Carl
(Matt Dillon) e Molly (Kate Hudson) si sono appena sposati,
hanno una bella casa, un buon lavoro. Tutto insomma procede
bene fino a quando lui non ospita a casa Dupree (Owen Wilson),
il suo migliore amico nonché testimone di nozze, licenziato
proprio per essersi preso alcuni giorni di vacanza dal lavoro
per intervenire al matrimonio e buttato fuori anche dal suo
appartamento in affitto. Disordinato, svagato, nudista, salutista,
romantico, immaturo ed un pò invadente, Dupree provoca
una serie crescente di danni, alimentando involontariamente
anche delle incomprensioni latenti tra i due neosposi, sia
a proposito del carattere chiuso di Carl sia a causa del padre
di Molly, suocero ostico (Michael Douglas) nonché tirannico
datore di lavoro di lui. Alla fine sarà proprio Dupree,
che dietro la sua aria di Peter Pan nasconde una forte volontà
ed una grande sensibilità, a salvare le cose favorendo
tanto la riconciliazione tra i suoi due migliori amici quanto
una maggiore comprensione tra Carl ed il suocero.

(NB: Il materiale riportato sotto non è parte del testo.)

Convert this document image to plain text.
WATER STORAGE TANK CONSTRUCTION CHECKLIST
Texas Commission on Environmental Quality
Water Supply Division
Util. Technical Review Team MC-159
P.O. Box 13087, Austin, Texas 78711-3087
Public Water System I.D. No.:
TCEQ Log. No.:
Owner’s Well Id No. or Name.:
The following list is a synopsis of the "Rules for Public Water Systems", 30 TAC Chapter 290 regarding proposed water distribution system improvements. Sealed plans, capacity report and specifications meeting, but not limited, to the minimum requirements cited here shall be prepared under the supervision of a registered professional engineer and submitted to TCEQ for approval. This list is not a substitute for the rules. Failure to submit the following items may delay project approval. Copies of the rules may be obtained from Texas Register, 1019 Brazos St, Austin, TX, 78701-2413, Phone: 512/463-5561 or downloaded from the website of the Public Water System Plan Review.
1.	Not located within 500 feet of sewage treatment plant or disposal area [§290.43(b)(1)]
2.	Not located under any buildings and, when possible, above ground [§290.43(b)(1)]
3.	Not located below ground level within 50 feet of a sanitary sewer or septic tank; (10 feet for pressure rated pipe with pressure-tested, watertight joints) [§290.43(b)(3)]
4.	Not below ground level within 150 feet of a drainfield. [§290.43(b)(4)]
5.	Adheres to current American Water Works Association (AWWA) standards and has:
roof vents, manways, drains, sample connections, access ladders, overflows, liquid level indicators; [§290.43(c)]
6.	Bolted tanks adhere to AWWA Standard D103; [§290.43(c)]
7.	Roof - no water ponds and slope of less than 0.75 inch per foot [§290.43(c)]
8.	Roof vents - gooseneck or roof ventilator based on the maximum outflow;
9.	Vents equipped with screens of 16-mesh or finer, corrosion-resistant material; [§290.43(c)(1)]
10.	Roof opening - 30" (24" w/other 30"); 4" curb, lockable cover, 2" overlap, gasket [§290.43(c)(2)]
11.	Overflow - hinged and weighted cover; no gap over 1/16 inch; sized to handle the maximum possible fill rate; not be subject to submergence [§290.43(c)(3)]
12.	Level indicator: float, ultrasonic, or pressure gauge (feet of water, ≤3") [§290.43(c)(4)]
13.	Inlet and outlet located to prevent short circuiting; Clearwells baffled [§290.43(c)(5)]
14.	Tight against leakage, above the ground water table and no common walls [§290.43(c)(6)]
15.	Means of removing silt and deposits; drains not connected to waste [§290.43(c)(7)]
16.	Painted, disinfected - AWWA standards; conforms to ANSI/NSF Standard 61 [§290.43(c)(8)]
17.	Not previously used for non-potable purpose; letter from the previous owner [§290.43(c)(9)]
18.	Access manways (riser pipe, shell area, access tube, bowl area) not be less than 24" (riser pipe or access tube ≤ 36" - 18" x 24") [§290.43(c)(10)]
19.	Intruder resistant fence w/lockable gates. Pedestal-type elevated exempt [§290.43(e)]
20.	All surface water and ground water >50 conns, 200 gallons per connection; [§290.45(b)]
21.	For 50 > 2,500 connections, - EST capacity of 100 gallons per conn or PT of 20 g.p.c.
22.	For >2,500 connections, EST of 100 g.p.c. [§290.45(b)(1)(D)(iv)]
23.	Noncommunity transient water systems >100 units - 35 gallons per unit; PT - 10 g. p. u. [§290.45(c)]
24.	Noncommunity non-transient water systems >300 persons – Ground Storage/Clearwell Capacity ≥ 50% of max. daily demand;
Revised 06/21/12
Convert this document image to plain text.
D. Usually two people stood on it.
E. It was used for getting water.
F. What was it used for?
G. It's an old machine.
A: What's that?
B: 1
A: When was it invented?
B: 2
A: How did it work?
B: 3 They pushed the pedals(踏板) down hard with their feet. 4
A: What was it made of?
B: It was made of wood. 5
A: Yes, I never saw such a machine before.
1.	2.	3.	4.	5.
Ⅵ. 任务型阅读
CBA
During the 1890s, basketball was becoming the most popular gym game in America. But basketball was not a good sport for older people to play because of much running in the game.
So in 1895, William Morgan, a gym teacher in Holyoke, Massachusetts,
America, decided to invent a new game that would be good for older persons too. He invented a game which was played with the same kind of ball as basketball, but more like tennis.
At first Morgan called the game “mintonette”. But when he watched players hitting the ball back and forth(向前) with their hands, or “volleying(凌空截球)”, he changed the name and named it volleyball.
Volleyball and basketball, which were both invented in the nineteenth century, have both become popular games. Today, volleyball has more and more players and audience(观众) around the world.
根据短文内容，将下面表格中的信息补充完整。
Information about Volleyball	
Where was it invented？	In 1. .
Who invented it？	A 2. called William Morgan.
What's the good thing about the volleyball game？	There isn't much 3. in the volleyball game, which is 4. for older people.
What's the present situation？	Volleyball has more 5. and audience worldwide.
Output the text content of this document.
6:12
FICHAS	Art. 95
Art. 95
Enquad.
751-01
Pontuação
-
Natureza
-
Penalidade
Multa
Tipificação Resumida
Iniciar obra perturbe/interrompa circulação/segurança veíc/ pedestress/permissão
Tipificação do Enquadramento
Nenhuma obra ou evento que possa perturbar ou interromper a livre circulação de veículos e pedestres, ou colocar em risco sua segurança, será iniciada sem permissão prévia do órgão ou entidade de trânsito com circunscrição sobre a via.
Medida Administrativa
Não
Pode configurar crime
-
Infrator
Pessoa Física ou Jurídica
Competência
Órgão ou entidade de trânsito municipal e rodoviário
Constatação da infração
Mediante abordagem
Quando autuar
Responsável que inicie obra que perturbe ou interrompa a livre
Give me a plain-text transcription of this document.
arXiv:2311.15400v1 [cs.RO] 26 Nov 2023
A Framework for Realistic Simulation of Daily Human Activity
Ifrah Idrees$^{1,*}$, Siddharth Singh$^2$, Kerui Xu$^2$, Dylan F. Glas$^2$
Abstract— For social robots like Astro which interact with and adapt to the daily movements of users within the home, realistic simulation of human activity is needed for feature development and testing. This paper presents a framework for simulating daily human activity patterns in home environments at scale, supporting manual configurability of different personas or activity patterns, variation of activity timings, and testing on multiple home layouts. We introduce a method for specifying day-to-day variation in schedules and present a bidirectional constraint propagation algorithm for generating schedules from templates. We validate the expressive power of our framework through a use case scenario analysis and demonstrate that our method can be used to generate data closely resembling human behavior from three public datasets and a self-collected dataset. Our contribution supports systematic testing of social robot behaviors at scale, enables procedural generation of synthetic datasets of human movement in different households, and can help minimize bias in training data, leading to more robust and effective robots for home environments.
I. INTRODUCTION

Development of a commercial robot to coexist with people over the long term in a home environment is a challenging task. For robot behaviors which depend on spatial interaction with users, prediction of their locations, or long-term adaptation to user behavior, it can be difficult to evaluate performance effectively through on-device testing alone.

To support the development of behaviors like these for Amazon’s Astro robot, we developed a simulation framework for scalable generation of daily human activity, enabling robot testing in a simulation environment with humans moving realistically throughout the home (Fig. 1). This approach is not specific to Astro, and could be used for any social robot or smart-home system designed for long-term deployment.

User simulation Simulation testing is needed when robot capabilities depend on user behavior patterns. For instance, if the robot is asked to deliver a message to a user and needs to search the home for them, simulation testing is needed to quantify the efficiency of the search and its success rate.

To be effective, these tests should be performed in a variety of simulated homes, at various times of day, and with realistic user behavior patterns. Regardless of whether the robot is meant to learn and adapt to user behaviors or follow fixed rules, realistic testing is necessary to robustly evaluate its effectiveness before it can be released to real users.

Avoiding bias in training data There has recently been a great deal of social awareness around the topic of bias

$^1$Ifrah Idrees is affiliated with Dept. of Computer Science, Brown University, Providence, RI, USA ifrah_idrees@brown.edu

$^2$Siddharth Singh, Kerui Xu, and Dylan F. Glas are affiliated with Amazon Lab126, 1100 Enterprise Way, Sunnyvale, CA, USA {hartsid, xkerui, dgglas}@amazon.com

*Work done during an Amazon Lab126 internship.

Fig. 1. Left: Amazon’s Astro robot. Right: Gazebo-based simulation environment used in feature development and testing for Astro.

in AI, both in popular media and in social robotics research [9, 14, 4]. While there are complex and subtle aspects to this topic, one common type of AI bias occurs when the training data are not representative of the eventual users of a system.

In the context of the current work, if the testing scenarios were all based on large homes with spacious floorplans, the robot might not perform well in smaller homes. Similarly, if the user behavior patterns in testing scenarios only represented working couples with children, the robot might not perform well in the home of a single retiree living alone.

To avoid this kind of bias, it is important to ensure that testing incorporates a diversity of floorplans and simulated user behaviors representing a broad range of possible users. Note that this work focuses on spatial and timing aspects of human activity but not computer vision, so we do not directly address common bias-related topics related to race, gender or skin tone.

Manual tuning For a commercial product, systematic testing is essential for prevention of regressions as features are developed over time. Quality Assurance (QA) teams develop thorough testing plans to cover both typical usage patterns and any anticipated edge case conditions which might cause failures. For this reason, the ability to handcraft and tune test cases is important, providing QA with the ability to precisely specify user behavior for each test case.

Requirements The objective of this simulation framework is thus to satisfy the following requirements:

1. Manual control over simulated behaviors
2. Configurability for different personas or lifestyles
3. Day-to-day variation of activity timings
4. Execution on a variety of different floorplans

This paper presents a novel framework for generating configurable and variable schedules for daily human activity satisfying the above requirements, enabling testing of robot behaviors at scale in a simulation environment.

Sarò franco, durante la visione di “Tu, io e
Dupree” non ho trovato un solo elemento per suggerire
alla gente di andare a vedere al cinema questo film: siamo
dalle parti della commediola americana assolutamente irreale
per caratterizzazioni dei personaggi, situazioni e soprattutto
risoluzioni; tutto, fino al consueto happy end, è francamente
improbabile e sopra le righe senza il minimo aggancio alla
realtà, con sviluppi banali ed una serie di gags stanche
che strappano al massimo un sorriso. A parte una storia i
cui elementi sanno di già visto (l’amico invadente,
le tirannie sul lavoro), si ride poco ed i momenti comici
non sono neanche di altissimo livello (le performance al gabinetto
di Dupree, le videocassette porno), ma la cosa più
esasperante è appurare come gli americani non sappiano
proprio concepire una commedia senza scadere nel ridicolo
o nella situazione caricaturale ed esasperata fino a livelli
di cartone animato: per far ridere, la gente che popola le
commedie USA deve essere per forza stupida e fare cose stupide
che nella vita di tutti i giorni nessuno penserebbe mai di
fare.
Il
senso di questo film (come poi di tanti altri) sta tutto qui,
banalizzando al massimo cose come l’amicizia ed il rapporto
coniugale. Cosa c’è di buono in “Io, te
e Dupree”? Sicuramente poco, a cominciare da un ritmo
narrativo garbato ma illustrato da una regia didascalica e
continuando con i protagonisti (compreso uno sprecato Michael
Douglas) abbastanza in sintonia tra loro anche se, a livello
di interpretazione, si salva solo Kate Hudson (dallo sguardo
intenso) mentre Owen Wilson è simpatico ma inespressivo
e Matt Dillon un pò troppo fuori parte (per motivi
di età e background) per fare il giovane marito novello.